[PATCH] D147078: [LICM][BPF] Disable hoistMinMax() optimization for BPF target

Alexei Starovoitov via Phabricator via llvm-commits llvm-commits at lists.llvm.org
Wed Apr 5 10:08:52 PDT 2023


ast added a comment.

In D147078#4246363 <https://reviews.llvm.org/D147078#4246363>, @xbolva00 wrote:

>>> Undoing it in the backend is fragile.
>
> Can you explain it why? or in CodegenPrepare? Why is it fragile?
>
> As a bonus you will handle situation when there is  < min(...) directly in your code.

It's not a bonus. People don't write such code now because the verifier doesn't recognize it.

> Backends must follow some rules given by the design of LLVM, LLVM should not be full of ugly (but quickly done) hacks to make backends happy, and currently we saw no proofs that undo transform is not possible to do it.

Ugly is relative. You're arguing that single line boolean check makes optimizer ugly while suggesting to add hundreds of pattern matching fragile code to the backend. Makes zero sense.
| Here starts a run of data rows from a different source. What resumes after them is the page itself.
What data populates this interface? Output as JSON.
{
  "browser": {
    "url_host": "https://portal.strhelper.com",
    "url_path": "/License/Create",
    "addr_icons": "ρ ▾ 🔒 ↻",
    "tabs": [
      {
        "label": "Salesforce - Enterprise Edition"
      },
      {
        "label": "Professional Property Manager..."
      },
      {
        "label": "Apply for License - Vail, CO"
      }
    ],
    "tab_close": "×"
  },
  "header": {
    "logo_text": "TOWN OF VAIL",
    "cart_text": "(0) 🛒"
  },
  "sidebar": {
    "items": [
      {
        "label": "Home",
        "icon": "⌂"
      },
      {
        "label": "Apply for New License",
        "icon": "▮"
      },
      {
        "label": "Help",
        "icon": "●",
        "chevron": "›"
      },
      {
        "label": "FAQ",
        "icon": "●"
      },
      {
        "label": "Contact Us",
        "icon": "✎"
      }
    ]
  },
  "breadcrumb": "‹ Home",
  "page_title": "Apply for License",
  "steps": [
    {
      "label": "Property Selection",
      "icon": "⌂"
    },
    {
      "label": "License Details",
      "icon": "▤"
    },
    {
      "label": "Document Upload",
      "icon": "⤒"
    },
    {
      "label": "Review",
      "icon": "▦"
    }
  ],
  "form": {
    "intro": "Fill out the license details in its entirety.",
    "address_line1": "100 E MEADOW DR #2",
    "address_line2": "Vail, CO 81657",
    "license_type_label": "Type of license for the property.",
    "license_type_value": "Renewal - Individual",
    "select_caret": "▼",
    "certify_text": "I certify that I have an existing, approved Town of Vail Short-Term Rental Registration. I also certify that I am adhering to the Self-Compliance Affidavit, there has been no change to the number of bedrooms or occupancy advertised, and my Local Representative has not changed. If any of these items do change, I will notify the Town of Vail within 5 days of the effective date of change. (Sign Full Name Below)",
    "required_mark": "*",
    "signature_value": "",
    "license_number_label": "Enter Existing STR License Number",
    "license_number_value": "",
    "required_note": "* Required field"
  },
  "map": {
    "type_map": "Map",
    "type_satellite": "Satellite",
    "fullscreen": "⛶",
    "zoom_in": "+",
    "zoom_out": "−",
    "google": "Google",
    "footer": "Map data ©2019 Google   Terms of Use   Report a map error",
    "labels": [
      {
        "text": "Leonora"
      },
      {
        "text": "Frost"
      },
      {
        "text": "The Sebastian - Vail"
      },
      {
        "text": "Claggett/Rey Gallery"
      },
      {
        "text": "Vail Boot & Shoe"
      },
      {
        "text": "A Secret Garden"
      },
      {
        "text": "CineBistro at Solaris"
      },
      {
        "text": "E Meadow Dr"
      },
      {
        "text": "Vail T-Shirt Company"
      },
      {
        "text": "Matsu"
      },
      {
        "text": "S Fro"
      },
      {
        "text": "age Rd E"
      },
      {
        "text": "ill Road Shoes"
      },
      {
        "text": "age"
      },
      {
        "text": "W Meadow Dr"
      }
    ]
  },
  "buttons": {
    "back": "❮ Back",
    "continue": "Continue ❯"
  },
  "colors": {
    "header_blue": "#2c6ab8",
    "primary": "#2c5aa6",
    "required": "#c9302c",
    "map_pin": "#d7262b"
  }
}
btw hexagon might be another example where hoistMin transformation may hurt performance.
See HexagonHardwareLoops.cpp and computeCount().
The backend has to know the constant end value of the loop to do a HW loop.
hoistMin "optimization" hurts this analysis, since backend is not able to know the upper bound.
It's similar for BPF, but in our case it's the kernel verifier that has to know the upper bound.
My limited understanding of hexagon arch is that inability to use hw loop is not the end of the world. Just slow performance.
Whereas for BPF backend it's full breakage. Because of "optimization" valid C programs get rejected by the kernel.